Home

Awesome

FineRecon

This software project accompanies the research paper, FineRecon: Depth-aware Feed-forward Network for Detailed 3D Reconstruction.

FineRecon is a deep learning model for 3D reconstruction from posed RGB images.

FineRecon results

Setup

Dependencies

pip install \
  matplotlib \
  pillow \
  numpy \
  scikit-image \
  scipy \
  timm \
  torch==1.13 \
  torchvision \
  "tqdm>=4.65" \
  trimesh \
  pytorch_lightning==1.8 \
  pyyaml \
  opencv-python-headless \
  python-box \
  tensorboard

Config

cp example-config.yml config.yml

The paths in config.yml will need to be edited to point to the data directories.

Data

FineRecon requires an RGB-D scan dataset such as ScanNet, which can be downloaded and extracted using the scripts provided by the ScanNet authors.

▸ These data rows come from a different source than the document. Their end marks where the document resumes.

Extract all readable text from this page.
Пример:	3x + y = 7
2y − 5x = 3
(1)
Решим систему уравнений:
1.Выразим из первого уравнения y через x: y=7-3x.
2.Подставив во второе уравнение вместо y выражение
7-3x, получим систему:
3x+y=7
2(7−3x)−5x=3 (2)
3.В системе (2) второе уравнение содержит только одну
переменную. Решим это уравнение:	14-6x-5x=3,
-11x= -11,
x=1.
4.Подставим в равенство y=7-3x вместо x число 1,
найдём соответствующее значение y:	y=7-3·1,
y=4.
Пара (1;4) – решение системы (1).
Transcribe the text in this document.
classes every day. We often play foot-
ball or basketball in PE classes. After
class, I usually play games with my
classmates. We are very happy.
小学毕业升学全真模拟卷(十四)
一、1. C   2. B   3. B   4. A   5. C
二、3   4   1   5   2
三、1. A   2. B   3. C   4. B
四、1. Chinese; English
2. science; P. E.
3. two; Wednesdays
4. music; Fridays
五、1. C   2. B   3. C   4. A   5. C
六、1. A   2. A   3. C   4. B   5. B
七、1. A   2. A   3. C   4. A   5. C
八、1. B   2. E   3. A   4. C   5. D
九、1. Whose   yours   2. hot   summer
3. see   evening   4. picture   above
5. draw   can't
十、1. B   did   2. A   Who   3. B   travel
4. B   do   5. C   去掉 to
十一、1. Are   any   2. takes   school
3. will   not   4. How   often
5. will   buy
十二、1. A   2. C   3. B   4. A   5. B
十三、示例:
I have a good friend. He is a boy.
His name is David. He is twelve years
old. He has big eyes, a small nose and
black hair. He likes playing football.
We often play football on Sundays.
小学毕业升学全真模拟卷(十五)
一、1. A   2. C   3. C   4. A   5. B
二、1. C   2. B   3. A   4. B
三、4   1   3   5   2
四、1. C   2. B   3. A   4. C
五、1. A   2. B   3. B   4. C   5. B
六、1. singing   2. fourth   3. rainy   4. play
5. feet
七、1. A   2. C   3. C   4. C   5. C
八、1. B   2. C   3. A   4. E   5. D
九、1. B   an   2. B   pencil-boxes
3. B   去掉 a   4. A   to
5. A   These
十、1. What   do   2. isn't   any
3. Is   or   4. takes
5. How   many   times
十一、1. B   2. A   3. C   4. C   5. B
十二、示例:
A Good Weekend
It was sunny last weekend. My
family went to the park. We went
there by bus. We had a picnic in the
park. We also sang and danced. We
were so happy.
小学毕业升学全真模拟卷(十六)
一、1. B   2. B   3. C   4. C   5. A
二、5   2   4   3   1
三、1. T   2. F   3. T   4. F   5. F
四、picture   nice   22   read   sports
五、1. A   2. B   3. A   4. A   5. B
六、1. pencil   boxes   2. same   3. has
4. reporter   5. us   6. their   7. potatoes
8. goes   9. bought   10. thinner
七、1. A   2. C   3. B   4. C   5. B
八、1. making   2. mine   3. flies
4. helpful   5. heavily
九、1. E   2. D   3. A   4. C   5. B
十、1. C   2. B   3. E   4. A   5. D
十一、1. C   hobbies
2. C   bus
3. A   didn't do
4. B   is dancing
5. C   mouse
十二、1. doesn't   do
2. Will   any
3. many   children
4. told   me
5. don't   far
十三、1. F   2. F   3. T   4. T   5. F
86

The dataset structure expected by FineRecon is

/path/to/dataset/
    test.txt
    train.txt
    val.txt
    first_scan/
        color/
            0.jpg
            1.jpg
            2.jpg
            ...
        depth/
            0.png
            1.png
            2.png
            ...
        intrinsic_color.txt
        intrinsic_depth.txt
        pose.npy
    second_scan/
    ...
    last_scan/

The files test.txt, train.txt, and val.txt should each contain a newline-separated list of scan directory names (e.g. first_scan) describing the test, train, and validation splits respectively. Each pose.npy contains the camera poses (world-to-camera transformation matrices) as an array of size (N, 4, 4) in npy format, where any invalid poses are marked with the value Inf. The files intrinsic_color.txt and intrinsic_depth.txt should contain the (4, 4) color and depth intrinsic matrices, respectively. In config.yml, the value of dataset_dir should be set to /path/to/dataset.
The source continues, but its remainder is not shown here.